“Future, I suspect my beach is underwater now and Gulf of Mexico waves are rolling over the cement slab that once held my home.”
Dear future,
I wish you could know the magnificent world I know. I grew up in a place romanticized in fiction as Greentown and, as an adult, I lived on the rocky seacoast of New Hampshire, along the mighty Mississippi, in the shadow of the Continental Divide in Montana, on the great lake in Chicago and just feet from the white sandy beaches of an island paradise in Florida.
Sunrise after sunrise, sunset after sunset, I could step outside and celebrate Earth and all that existed in nature.
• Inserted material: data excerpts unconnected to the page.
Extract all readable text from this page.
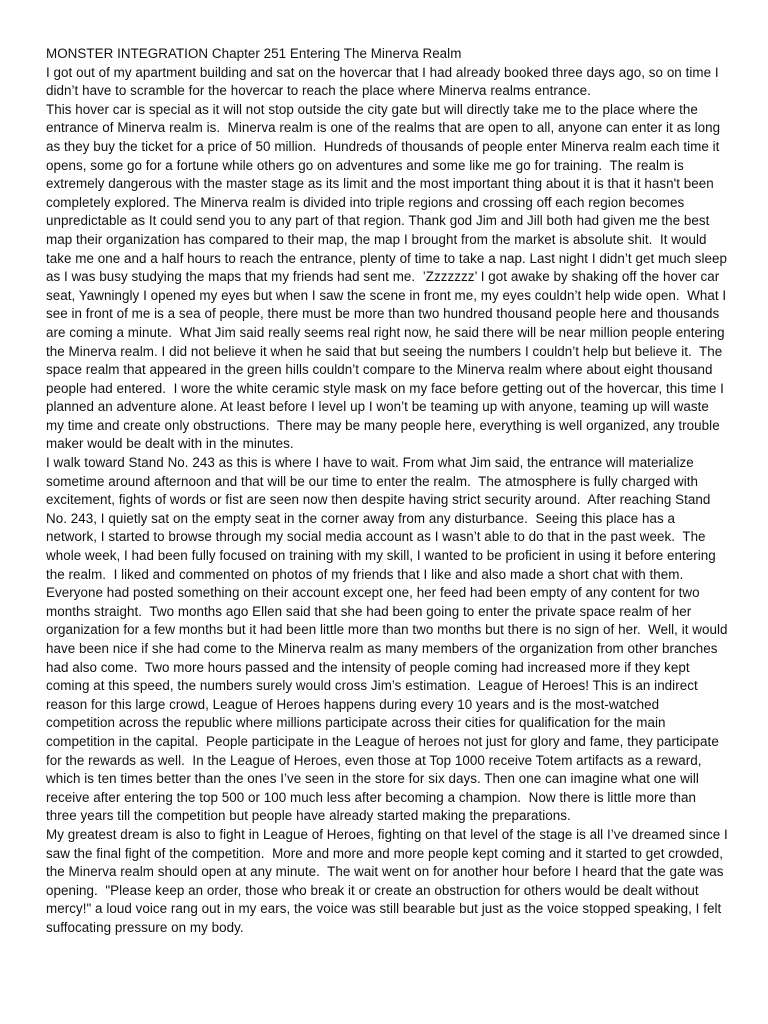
MONSTER INTEGRATION Chapter 251 Entering The Minerva Realm

I got out of my apartment building and sat on the hovercar that I had already booked three days ago, so on time I didn’t have to scramble for the hovercar to reach the place where Minerva realms entrance.

This hover car is special as it will not stop outside the city gate but will directly take me to the place where the entrance of Minerva realm is.  Minerva realm is one of the realms that are open to all, anyone can enter it as long as they buy the ticket for a price of 50 million.  Hundreds of thousands of people enter Minerva realm each time it opens, some go for a fortune while others go on adventures and some like me go for training.  The realm is extremely dangerous with the master stage as its limit and the most important thing about it is that it hasn't been completely explored. The Minerva realm is divided into triple regions and crossing off each region becomes unpredictable as It could send you to any part of that region. Thank god Jim and Jill both had given me the best map their organization has compared to their map, the map I brought from the market is absolute shit.  It would take me one and a half hours to reach the entrance, plenty of time to take a nap. Last night I didn’t get much sleep as I was busy studying the maps that my friends had sent me.  ’Zzzzzzz’ I got awake by shaking off the hover car seat, Yawningly I opened my eyes but when I saw the scene in front me, my eyes couldn’t help wide open.  What I see in front of me is a sea of people, there must be more than two hundred thousand people here and thousands are coming a minute.  What Jim said really seems real right now, he said there will be near million people entering the Minerva realm. I did not believe it when he said that but seeing the numbers I couldn’t help but believe it.  The space realm that appeared in the green hills couldn’t compare to the Minerva realm where about eight thousand people had entered.  I wore the white ceramic style mask on my face before getting out of the hovercar, this time I planned an adventure alone. At least before I level up I won’t be teaming up with anyone, teaming up will waste my time and create only obstructions.  There may be many people here, everything is well organized, any trouble maker would be dealt with in the minutes.

I walk toward Stand No. 243 as this is where I have to wait. From what Jim said, the entrance will materialize sometime around afternoon and that will be our time to enter the realm.  The atmosphere is fully charged with excitement, fights of words or fist are seen now then despite having strict security around.  After reaching Stand No. 243, I quietly sat on the empty seat in the corner away from any disturbance.  Seeing this place has a network, I started to browse through my social media account as I wasn’t able to do that in the past week.  The whole week, I had been fully focused on training with my skill, I wanted to be proficient in using it before entering the realm.  I liked and commented on photos of my friends that I like and also made a short chat with them. Everyone had posted something on their account except one, her feed had been empty of any content for two months straight.  Two months ago Ellen said that she had been going to enter the private space realm of her organization for a few months but it had been little more than two months but there is no sign of her.  Well, it would have been nice if she had come to the Minerva realm as many members of the organization from other branches had also come.  Two more hours passed and the intensity of people coming had increased more if they kept coming at this speed, the numbers surely would cross Jim’s estimation.  League of Heroes! This is an indirect reason for this large crowd, League of Heroes happens during every 10 years and is the most-watched competition across the republic where millions participate across their cities for qualification for the main competition in the capital.  People participate in the League of heroes not just for glory and fame, they participate for the rewards as well.  In the League of Heroes, even those at Top 1000 receive Totem artifacts as a reward, which is ten times better than the ones I’ve seen in the store for six days. Then one can imagine what one will receive after entering the top 500 or 100 much less after becoming a champion.  Now there is little more than three years till the competition but people have already started making the preparations.

My greatest dream is also to fight in League of Heroes, fighting on that level of the stage is all I’ve dreamed since I saw the final fight of the competition.  More and more and more people kept coming and it started to get crowded, the Minerva realm should open at any minute.  The wait went on for another hour before I heard that the gate was opening.  "Please keep an order, those who break it or create an obstruction for others would be dealt without mercy!" a loud voice rang out in my ears, the voice was still bearable but just as the voice stopped speaking, I felt suffocating pressure on my body.
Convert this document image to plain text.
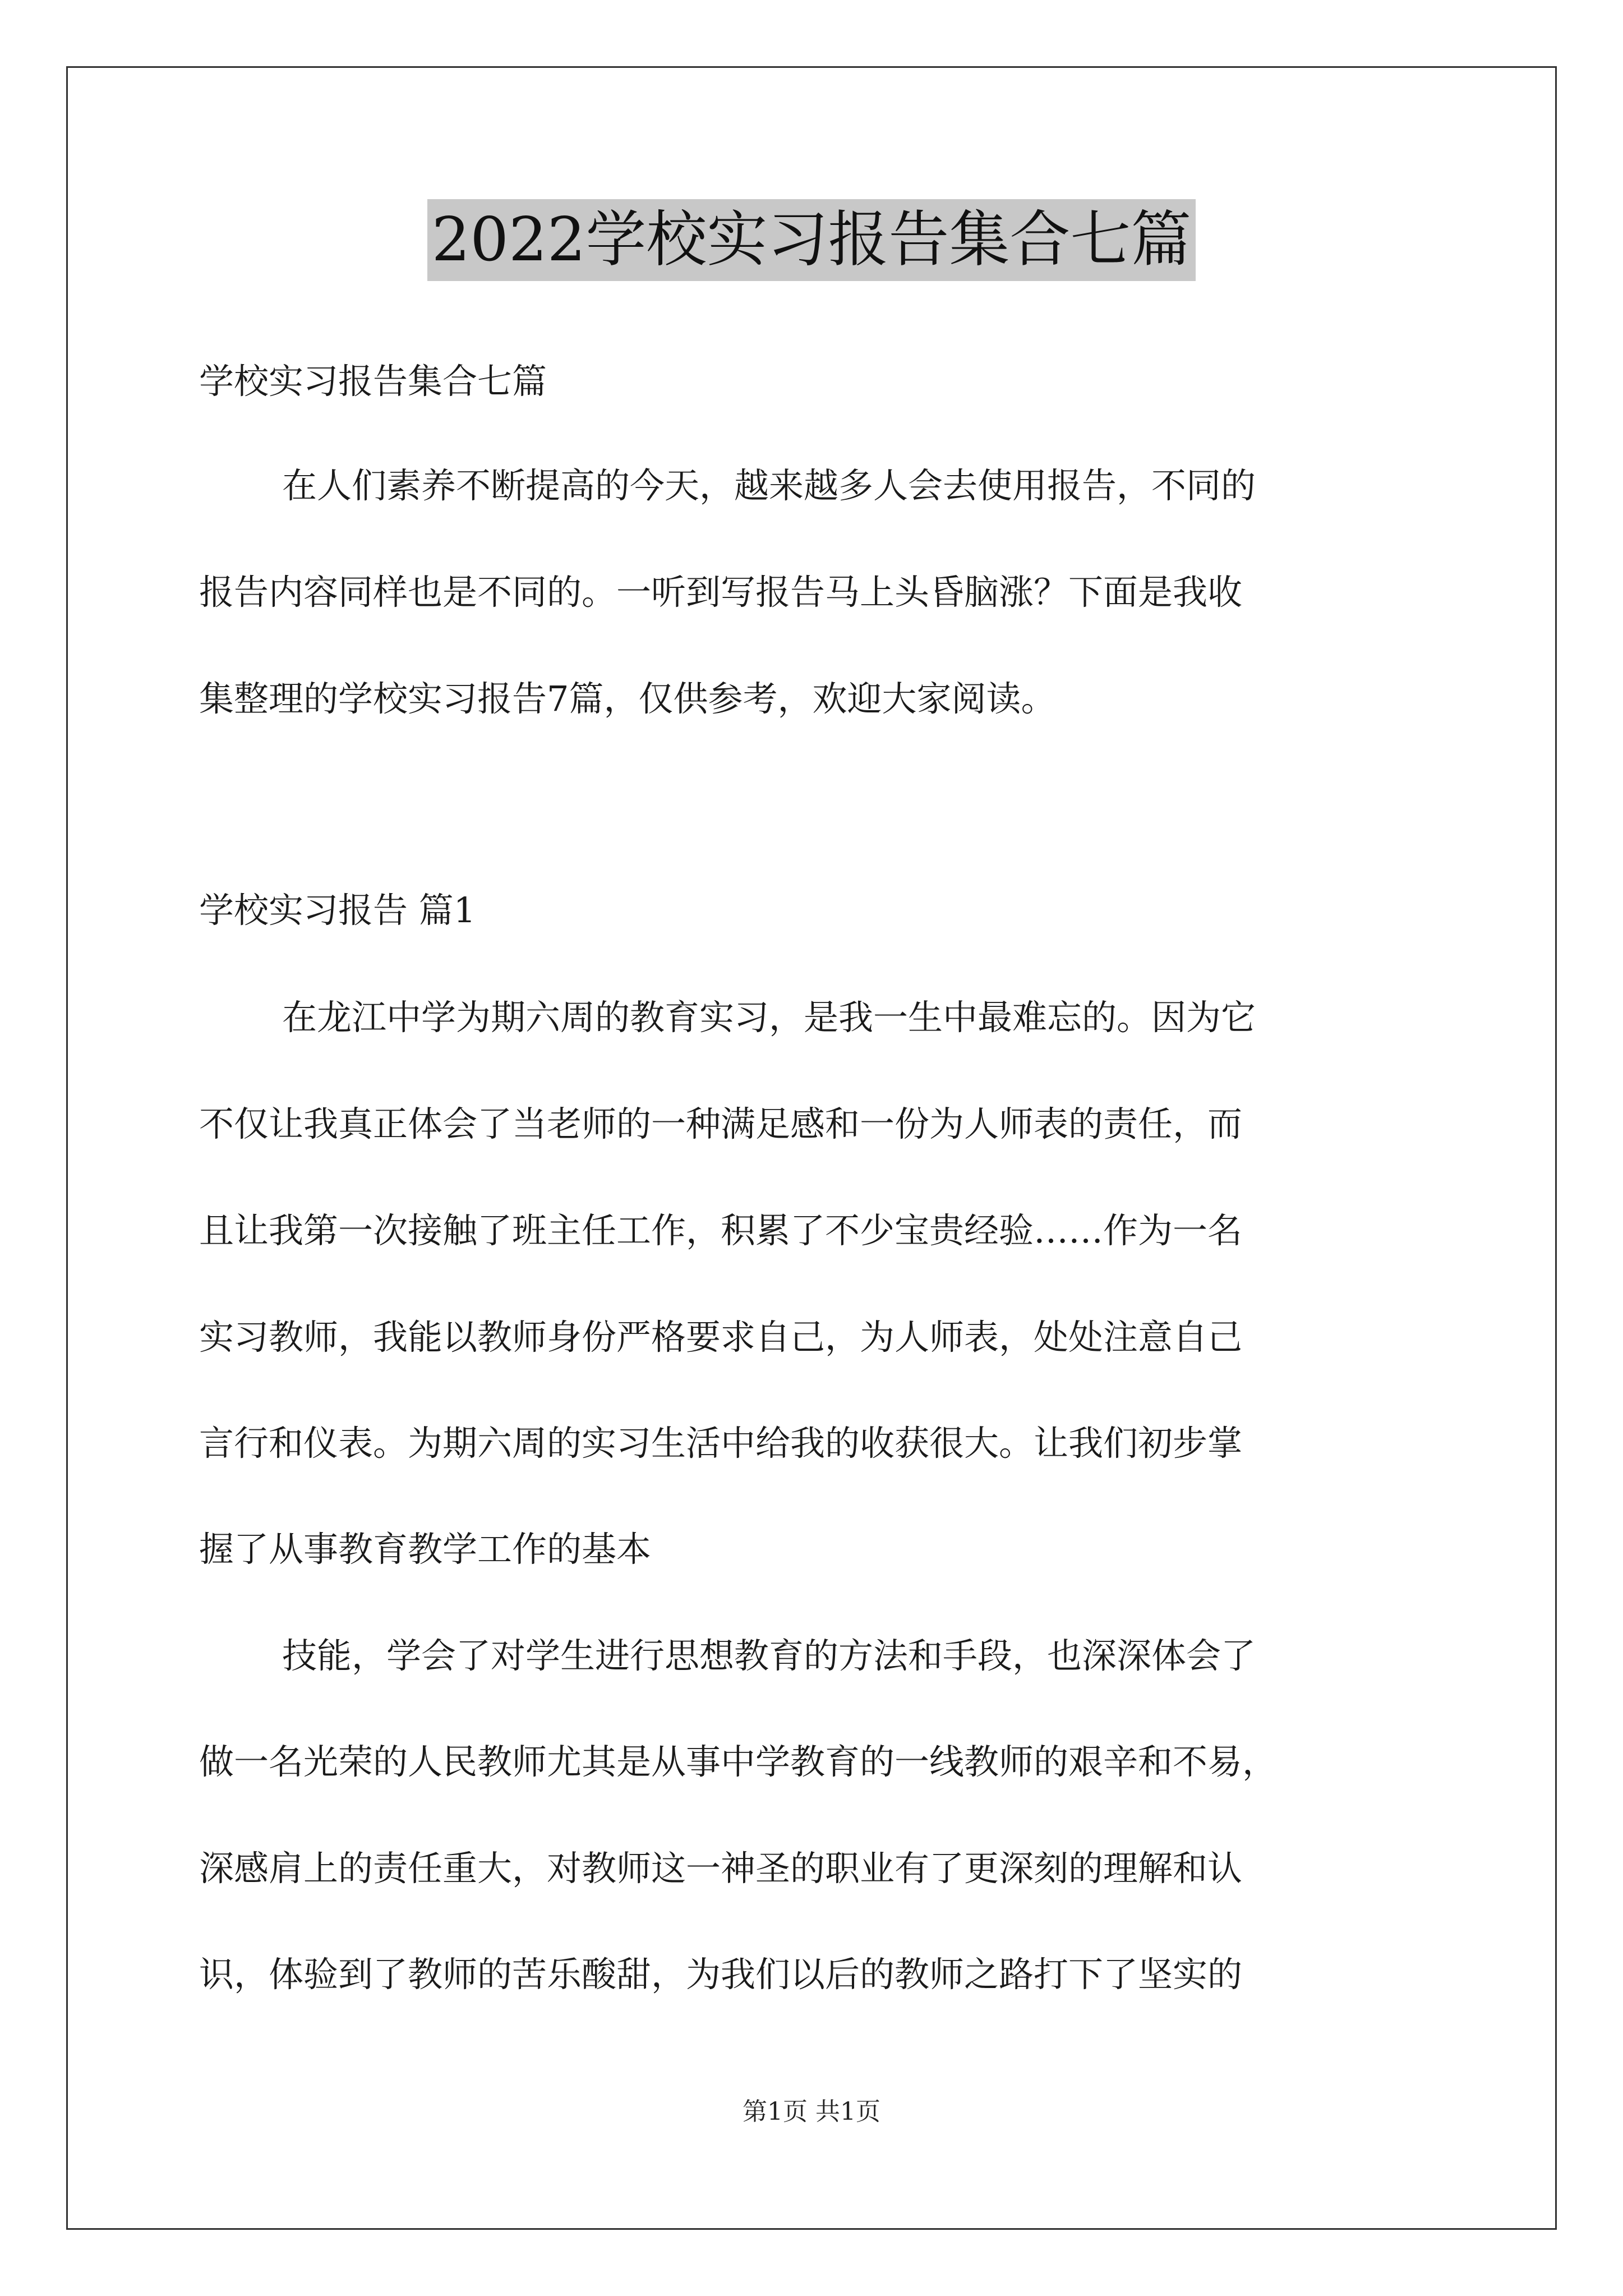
2022学校实习报告集合七篇
学校实习报告集合七篇
在人们素养不断提高的今天，越来越多人会去使用报告，不同的
报告内容同样也是不同的。一听到写报告马上头昏脑涨？下面是我收
集整理的学校实习报告7篇，仅供参考，欢迎大家阅读。
学校实习报告 篇1
在龙江中学为期六周的教育实习，是我一生中最难忘的。因为它
不仅让我真正体会了当老师的一种满足感和一份为人师表的责任，而
且让我第一次接触了班主任工作，积累了不少宝贵经验……作为一名
实习教师，我能以教师身份严格要求自己，为人师表，处处注意自己
言行和仪表。为期六周的实习生活中给我的收获很大。让我们初步掌
握了从事教育教学工作的基本
技能，学会了对学生进行思想教育的方法和手段，也深深体会了
做一名光荣的人民教师尤其是从事中学教育的一线教师的艰辛和不易，
深感肩上的责任重大，对教师这一神圣的职业有了更深刻的理解和认
识，体验到了教师的苦乐酸甜，为我们以后的教师之路打下了坚实的
第1页 共1页
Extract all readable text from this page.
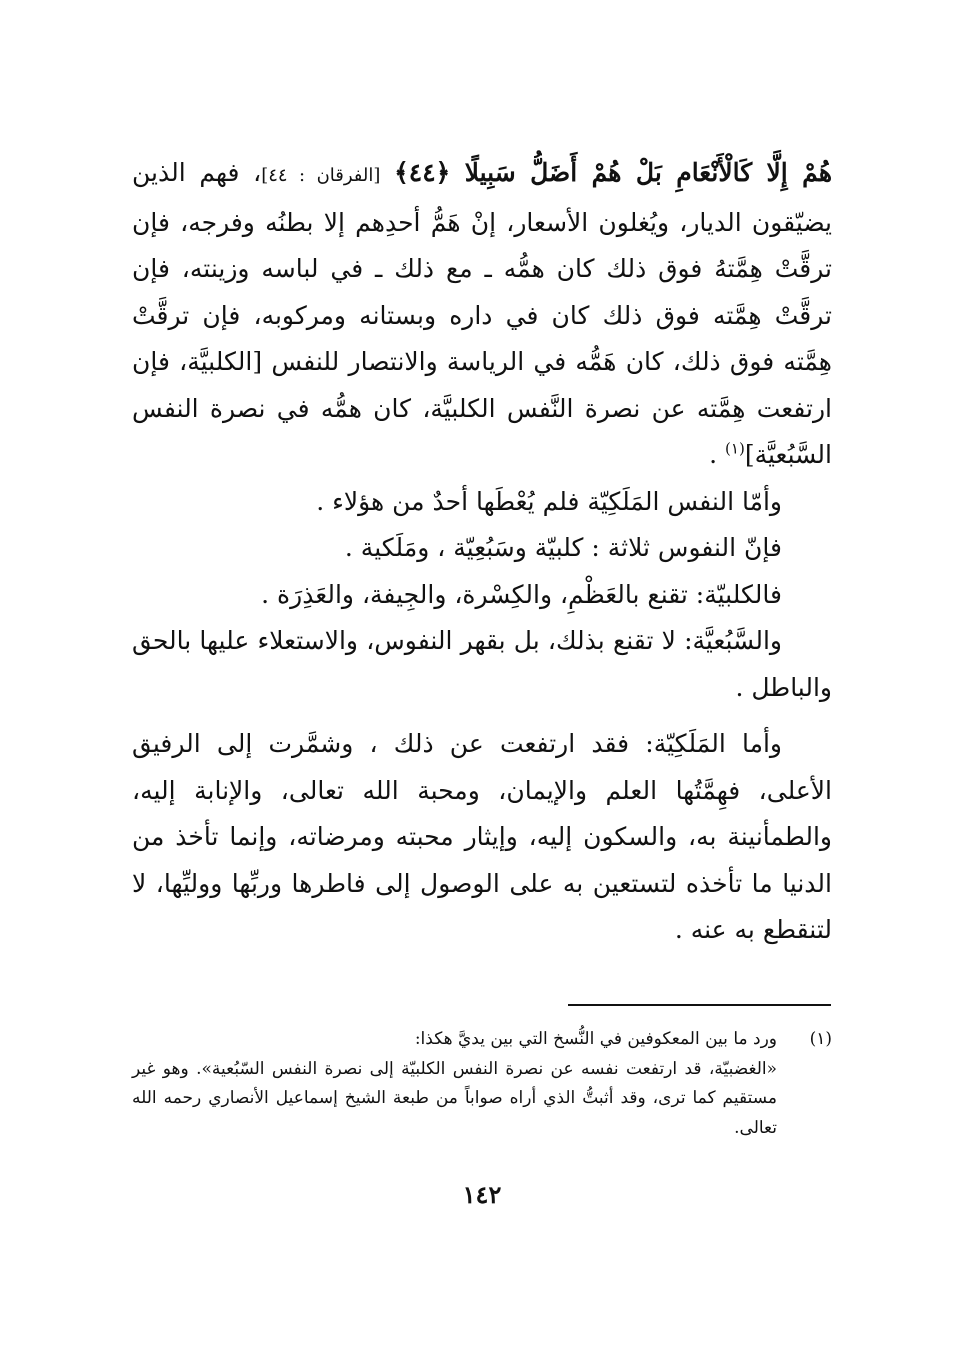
هُمْ إِلَّا كَالْأَنْعَامِ بَلْ هُمْ أَضَلُّ سَبِيلًا ﴿٤٤﴾ [الفرقان : ٤٤]، فهم الذين يضيّقون الديار، ويُغلون الأسعار، إنْ هَمُّ أحدِهم إلا بطنُه وفرجه، فإن ترقَّتْ هِمَّتهُ فوق ذلك كان همُّه ـ مع ذلك ـ في لباسه وزينته، فإن ترقَّتْ هِمَّته فوق ذلك كان في داره وبستانه ومركوبه، فإن ترقَّتْ هِمَّته فوق ذلك، كان هَمُّه في الرياسة والانتصار للنفس [الكلبيَّة، فإن ارتفعت هِمَّته عن نصرة النَّفس الكلبيَّة، كان همُّه في نصرة النفس السَّبُعيَّة]$^{(١)}$ .

وأمّا النفس المَلَكِيّة فلم يُعْطَها أحدٌ من هؤلاء .

فإنّ النفوس ثلاثة : كلبيّة وسَبُعِيّة ، ومَلَكية .

فالكلبيّة: تقنع بالعَظْمِ، والكِسْرة، والجِيفة، والعَذِرَة .

والسَّبُعيَّة: لا تقنع بذلك، بل بقهر النفوس، والاستعلاء عليها بالحق والباطل .

وأما المَلَكِيّة: فقد ارتفعت عن ذلك ، وشمَّرت إلى الرفيق الأعلى، فهِمَّتُها العلم والإيمان، ومحبة الله تعالى، والإنابة إليه، والطمأنينة به، والسكون إليه، وإيثار محبته ومرضاته، وإنما تأخذ من الدنيا ما تأخذه لتستعين به على الوصول إلى فاطرها وربِّها ووليِّها، لا لتنقطع به عنه .

(١)

ورد ما بين المعكوفين في النُّسخ التي بين يديَّ هكذا:

«الغضبيّة، قد ارتفعت نفسه عن نصرة النفس الكلبيّة إلى نصرة النفس السّبُعية». وهو غير مستقيم كما ترى، وقد أثبتُّ الذي أراه صواباً من طبعة الشيخ إسماعيل الأنصاري رحمه الله تعالى.

١٤٢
Just yesterday, I stood on the beach, sand sifting over my toes, and caught a glimpse of four young dolphins leaping from the Gulf, their gray tails glistening with water.
Later in the day, I reported a story on the BP oil spill: Half of the oil that gushed from the Deepwater Horizon well in the spring of 2010 likely remains on the floor of the Gulf of Mexico and chemical dispersants — extensively employed to break up the oil — failed.
Future, I suspect my beach is underwater now and Gulf of Mexico waves are rolling over the cement slab that once held my home. Maybe the optimist in me should take comfort in the notion of a new nature overrunning the island. Maybe. Future, is that what’s happened? Is that what we left you? Or did we leave you even less?